Monterrubio María, Mellado Mario, Carrera Ana C, Rodríguez-Frade José Miguel
Department of Immunology and Oncology, Centro Nacional de Biotecnología/CSIC, Campus de Cantoblanco, E-28049 Madrid, Spain.
Biochem Biophys Res Commun. 2009 Oct 16;388(2):199-204. doi: 10.1016/j.bbrc.2009.07.153. Epub 2009 Aug 4.

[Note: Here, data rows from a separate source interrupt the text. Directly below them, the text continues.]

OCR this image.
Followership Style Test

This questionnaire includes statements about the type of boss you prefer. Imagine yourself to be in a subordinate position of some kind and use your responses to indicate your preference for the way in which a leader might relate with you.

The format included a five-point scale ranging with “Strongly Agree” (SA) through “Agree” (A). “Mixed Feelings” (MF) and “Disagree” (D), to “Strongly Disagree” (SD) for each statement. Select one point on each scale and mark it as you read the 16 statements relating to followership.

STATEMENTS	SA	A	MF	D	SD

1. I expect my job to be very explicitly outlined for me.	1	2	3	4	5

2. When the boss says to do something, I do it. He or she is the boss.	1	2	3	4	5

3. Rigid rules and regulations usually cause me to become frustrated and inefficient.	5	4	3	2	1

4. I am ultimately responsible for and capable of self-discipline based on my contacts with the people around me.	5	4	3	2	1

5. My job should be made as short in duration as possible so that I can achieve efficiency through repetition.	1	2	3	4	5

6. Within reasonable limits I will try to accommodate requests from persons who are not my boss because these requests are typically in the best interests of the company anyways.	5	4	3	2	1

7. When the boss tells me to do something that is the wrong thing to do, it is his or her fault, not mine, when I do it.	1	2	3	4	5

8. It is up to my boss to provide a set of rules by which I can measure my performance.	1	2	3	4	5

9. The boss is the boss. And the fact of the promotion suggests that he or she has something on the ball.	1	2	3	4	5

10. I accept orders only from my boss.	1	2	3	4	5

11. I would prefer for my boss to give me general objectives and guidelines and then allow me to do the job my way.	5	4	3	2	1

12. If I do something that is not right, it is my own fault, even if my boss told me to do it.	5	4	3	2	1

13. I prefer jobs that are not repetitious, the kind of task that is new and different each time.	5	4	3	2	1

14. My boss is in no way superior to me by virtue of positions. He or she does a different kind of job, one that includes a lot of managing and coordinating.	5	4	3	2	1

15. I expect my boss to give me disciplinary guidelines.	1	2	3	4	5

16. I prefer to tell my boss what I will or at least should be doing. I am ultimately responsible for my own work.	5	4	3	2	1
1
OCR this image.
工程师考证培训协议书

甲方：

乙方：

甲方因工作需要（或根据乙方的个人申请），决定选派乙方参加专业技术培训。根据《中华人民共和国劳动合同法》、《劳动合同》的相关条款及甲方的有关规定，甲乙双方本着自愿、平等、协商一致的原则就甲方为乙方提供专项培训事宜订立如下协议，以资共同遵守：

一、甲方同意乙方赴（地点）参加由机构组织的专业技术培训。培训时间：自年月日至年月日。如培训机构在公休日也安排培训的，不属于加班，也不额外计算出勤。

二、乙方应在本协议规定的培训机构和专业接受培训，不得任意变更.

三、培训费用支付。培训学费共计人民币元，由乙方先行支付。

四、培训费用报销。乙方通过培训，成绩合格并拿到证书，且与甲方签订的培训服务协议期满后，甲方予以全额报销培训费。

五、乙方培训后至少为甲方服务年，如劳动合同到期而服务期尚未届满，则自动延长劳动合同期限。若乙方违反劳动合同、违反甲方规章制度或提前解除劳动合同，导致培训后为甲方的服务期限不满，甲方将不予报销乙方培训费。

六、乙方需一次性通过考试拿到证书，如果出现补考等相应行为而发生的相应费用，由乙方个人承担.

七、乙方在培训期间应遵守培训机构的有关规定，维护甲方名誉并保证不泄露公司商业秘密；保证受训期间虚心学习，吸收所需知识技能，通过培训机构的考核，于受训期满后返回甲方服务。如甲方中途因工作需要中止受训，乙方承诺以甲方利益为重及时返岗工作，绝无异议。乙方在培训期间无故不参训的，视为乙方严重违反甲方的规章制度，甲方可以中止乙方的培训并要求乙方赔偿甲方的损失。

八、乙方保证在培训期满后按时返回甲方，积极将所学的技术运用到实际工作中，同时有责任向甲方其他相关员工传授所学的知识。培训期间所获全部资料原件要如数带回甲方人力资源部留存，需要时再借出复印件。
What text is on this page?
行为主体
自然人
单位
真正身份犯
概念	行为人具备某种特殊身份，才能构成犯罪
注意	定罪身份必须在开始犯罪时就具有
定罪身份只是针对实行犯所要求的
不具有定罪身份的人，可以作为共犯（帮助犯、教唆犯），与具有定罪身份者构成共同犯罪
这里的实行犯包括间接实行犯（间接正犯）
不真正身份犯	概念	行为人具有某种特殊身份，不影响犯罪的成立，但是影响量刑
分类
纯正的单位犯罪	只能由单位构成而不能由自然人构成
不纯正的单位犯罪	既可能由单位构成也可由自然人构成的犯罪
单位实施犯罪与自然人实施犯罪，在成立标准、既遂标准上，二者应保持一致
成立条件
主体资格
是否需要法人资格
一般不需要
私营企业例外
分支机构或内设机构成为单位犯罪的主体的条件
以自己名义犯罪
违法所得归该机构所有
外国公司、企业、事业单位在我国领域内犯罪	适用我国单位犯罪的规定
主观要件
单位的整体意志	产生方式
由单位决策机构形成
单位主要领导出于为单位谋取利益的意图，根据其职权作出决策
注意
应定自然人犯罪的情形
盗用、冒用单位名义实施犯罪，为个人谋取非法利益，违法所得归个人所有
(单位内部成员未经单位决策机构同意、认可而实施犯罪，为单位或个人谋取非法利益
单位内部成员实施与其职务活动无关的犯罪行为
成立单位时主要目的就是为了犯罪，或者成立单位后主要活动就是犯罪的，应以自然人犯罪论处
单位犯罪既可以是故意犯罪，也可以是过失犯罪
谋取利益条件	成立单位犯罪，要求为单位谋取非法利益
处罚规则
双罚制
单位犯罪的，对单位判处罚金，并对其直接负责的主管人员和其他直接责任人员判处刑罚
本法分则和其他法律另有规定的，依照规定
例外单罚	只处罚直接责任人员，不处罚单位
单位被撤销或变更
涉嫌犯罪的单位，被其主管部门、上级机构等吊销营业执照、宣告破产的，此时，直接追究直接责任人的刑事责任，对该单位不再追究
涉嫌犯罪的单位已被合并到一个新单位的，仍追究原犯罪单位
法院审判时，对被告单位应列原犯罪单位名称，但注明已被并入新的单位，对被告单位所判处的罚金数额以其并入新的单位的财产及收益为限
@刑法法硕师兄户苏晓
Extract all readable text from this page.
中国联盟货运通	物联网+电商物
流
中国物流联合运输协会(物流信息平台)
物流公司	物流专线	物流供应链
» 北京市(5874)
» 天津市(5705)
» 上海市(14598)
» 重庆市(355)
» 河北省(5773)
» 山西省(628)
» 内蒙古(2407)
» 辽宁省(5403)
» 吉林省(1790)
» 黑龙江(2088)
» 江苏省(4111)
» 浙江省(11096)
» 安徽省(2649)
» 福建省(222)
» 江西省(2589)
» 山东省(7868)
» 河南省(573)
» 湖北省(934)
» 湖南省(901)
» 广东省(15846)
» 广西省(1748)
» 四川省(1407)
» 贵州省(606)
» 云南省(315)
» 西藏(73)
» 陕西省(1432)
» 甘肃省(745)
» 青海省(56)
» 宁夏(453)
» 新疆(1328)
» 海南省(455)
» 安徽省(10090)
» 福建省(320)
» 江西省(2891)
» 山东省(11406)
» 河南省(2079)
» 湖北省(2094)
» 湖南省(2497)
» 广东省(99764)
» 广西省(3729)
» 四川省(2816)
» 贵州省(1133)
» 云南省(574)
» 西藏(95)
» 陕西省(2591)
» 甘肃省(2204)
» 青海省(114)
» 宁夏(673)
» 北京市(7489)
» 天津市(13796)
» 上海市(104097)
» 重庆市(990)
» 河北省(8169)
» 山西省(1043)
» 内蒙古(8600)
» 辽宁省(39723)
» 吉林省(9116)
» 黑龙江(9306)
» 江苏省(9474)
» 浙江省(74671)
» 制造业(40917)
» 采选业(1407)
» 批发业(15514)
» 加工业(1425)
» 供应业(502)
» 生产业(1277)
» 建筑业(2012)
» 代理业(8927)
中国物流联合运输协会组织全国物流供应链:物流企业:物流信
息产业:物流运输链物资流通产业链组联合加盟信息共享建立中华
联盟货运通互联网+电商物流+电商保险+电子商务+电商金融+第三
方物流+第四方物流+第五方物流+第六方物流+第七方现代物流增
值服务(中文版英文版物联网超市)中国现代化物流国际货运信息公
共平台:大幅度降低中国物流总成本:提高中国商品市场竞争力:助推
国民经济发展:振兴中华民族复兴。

Tumor dissemination is a complex process, in which certain steps resemble those in leukocyte homing. Specific chemokine/chemokine receptor pairs have important roles in both processes. CXCL12/CXCR4 is the most commonly expressed chemokine/chemokine receptor pair in human cancers, in which it regulates cell adhesion, extravasation, metastatic colonization, angiogenesis, and proliferation. All of these processes require activation of signaling pathways that include G proteins, phosphatidylinositol-3 kinase (PI3K), JAK kinases, Rho GTPases, and focal adhesion-associated proteins. We analyzed these pathways in a human melanoma cell line in response to CXCL12 stimulation, and found that PI3Kgamma regulates tumor cell adhesion through mechanisms different from those involved in cell invasion. Our data indicate that, following CXCR4 activation after CXCL12 binding, the invasion and adhesion processes are regulated differently by distinct downstream events in these signaling cascades.
肿瘤播散是一个复杂的过程,其中某些步骤类似于白细胞归巢中的步骤。特定的趋化因子/趋化因子受体对在这两个过程中都起着重要作用。CXCL12/CXCR4是人类癌症中最常表达的趋化因子/趋化因子受体对,它在其中调节细胞黏附、外渗、转移定植、血管生成和增殖。所有这些过程都需要激活包括G蛋白、磷脂酰肌醇-3激酶(PI3K)、JAK激酶、Rho GTP酶和黏着斑相关蛋白在内的信号通路。我们分析了人类黑色素瘤细胞系中这些通路对CXCL12刺激的反应,发现PI3Kγ通过与细胞侵袭不同的机制调节肿瘤细胞黏附。我们的数据表明,在CXCL12结合后CXCR4激活后,这些信号级联中的不同下游事件对侵袭和黏附过程的调节方式不同。